Dengue Virus NS5 Protein Integrates The Spliceosome And Modulates Cellular Splicing During Infection

DE MAIO, FEDERICO ANDRÉS; RISSO, GUILLERMO; IGLESIAS, NÉSTOR GABRIEL; SHAH, PRIYA; KROGAN, NEVAN; ANDINO, RAÚL; SREBROW, ANABELLA; GAMARNIK, ANDREA V.

Mar del Plata

Congreso; LI Reunión Anual Sociedad Argentina de Investigación en Bioquímica y Biología Molecular; 2015

Sociedad Argentina de Investigación Bioquímica y Biología Molecular (SAIB)

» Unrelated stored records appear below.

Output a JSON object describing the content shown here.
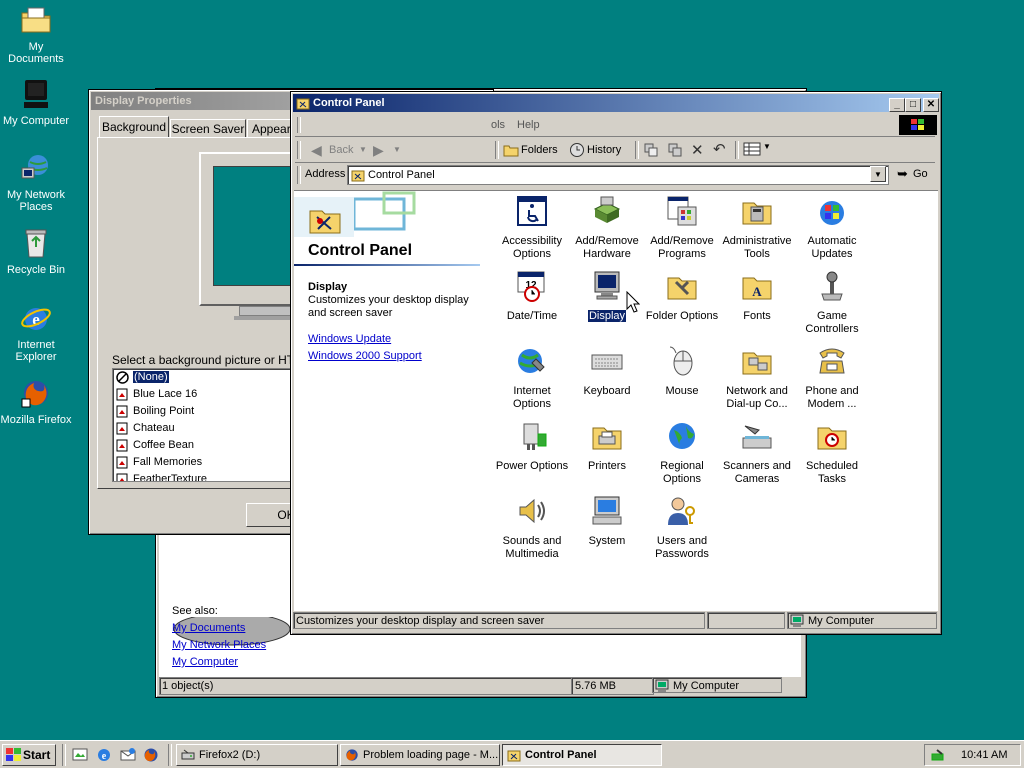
{
  "desktop": {
    "icons": [
      {
        "label": "My Documents",
        "icon": "my-documents-icon"
      },
      {
        "label": "My Computer",
        "icon": "my-computer-icon"
      },
      {
        "label": "My Network Places",
        "icon": "network-places-icon"
      },
      {
        "label": "Recycle Bin",
        "icon": "recycle-bin-icon"
      },
      {
        "label": "Internet Explorer",
        "icon": "internet-explorer-icon"
      },
      {
        "label": "Mozilla Firefox",
        "icon": "firefox-icon"
      }
    ]
  },
  "display_properties": {
    "title": "Display Properties",
    "tabs": [
      "Background",
      "Screen Saver",
      "Appeara"
    ],
    "prompt": "Select a background picture or HTML",
    "items": [
      "(None)",
      "Blue Lace 16",
      "Boiling Point",
      "Chateau",
      "Coffee Bean",
      "Fall Memories",
      "FeatherTexture"
    ],
    "ok_label": "OK"
  },
  "explorer_back": {
    "see_also": "See also:",
    "links": [
      "My Documents",
      "My Network Places",
      "My Computer"
    ],
    "status": {
      "objects": "1 object(s)",
      "size": "5.76 MB",
      "location": "My Computer"
    }
  },
  "control_panel": {
    "title": "Control Panel",
    "menu": {
      "partial": "ols",
      "help": "Help"
    },
    "toolbar": {
      "back": "Back",
      "folders": "Folders",
      "history": "History"
    },
    "address": {
      "label": "Address",
      "value": "Control Panel",
      "go": "Go"
    },
    "left": {
      "heading": "Control Panel",
      "sel_title": "Display",
      "sel_desc": "Customizes your desktop display and screen saver",
      "links": [
        "Windows Update",
        "Windows 2000 Support"
      ]
    },
    "items": [
      {
        "label": "Accessibility Options",
        "icon": "accessibility-icon"
      },
      {
        "label": "Add/Remove Hardware",
        "icon": "add-hardware-icon"
      },
      {
        "label": "Add/Remove Programs",
        "icon": "add-programs-icon"
      },
      {
        "label": "Administrative Tools",
        "icon": "admin-tools-icon"
      },
      {
        "label": "Automatic Updates",
        "icon": "windows-update-icon"
      },
      {
        "label": "Date/Time",
        "icon": "calendar-clock-icon"
      },
      {
        "label": "Display",
        "icon": "display-monitor-icon"
      },
      {
        "label": "Folder Options",
        "icon": "folder-options-icon"
      },
      {
        "label": "Fonts",
        "icon": "fonts-folder-icon"
      },
      {
        "label": "Game Controllers",
        "icon": "joystick-icon"
      },
      {
        "label": "Internet Options",
        "icon": "internet-globe-icon"
      },
      {
        "label": "Keyboard",
        "icon": "keyboard-icon"
      },
      {
        "label": "Mouse",
        "icon": "mouse-icon"
      },
      {
        "label": "Network and Dial-up Co...",
        "icon": "network-folder-icon"
      },
      {
        "label": "Phone and Modem ...",
        "icon": "phone-icon"
      },
      {
        "label": "Power Options",
        "icon": "power-plug-icon"
      },
      {
        "label": "Printers",
        "icon": "printer-folder-icon"
      },
      {
        "label": "Regional Options",
        "icon": "globe-icon"
      },
      {
        "label": "Scanners and Cameras",
        "icon": "scanner-icon"
      },
      {
        "label": "Scheduled Tasks",
        "icon": "scheduled-tasks-icon"
      },
      {
        "label": "Sounds and Multimedia",
        "icon": "speaker-icon"
      },
      {
        "label": "System",
        "icon": "computer-icon"
      },
      {
        "label": "Users and Passwords",
        "icon": "users-keys-icon"
      }
    ],
    "status": {
      "text": "Customizes your desktop display and screen saver",
      "zone": "My Computer"
    }
  },
  "taskbar": {
    "start": "Start",
    "tasks": [
      "Firefox2 (D:)",
      "Problem loading page - M...",
      "Control Panel"
    ],
    "clock": "10:41 AM"
  },
  "colors": {
    "desktop": "#008080",
    "title_active": "#0a246a",
    "face": "#d4d0c8"
  }
}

The plus strand dengue virus RNA genome is translated into a single polyprotein which is then cleaved into 10 different viral proteins. One of these proteins, NS5, contains an RNA-dependent RNA polymerase domain and is essential for viral replication. In order to identify cellular proteins that interact with NS5 during infection, we generated recombinant viruses with a purification tag fused to this viral protein and obtained replication competent viruses. Using an affinity purification and mass spectrometry strategy about 50 cellular proteins were identified as specific NS5 binders. Among these binders, spliceosome components were highly abundant with a clear enrichment of U5 snRNP components. Different studies including co-IP and RIP analysis confirmed the presence of the viral protein in active splicing complexes. Analysis of alternative splicing events from endogenous genes and transfected minigenes indicated that viral infection or NS5 overexpression alters cellular splicing patterns. To explore the relevance of NS5-spliceosome interaction on viral infection, different spliceosomal components were silenced. Interestingly, interfering with U5 components resulted in a significant increase in viral replication. These results support a model in which dengue virus reprograms cellular splicing during infection, creating a more favorable cell environment for viral replication.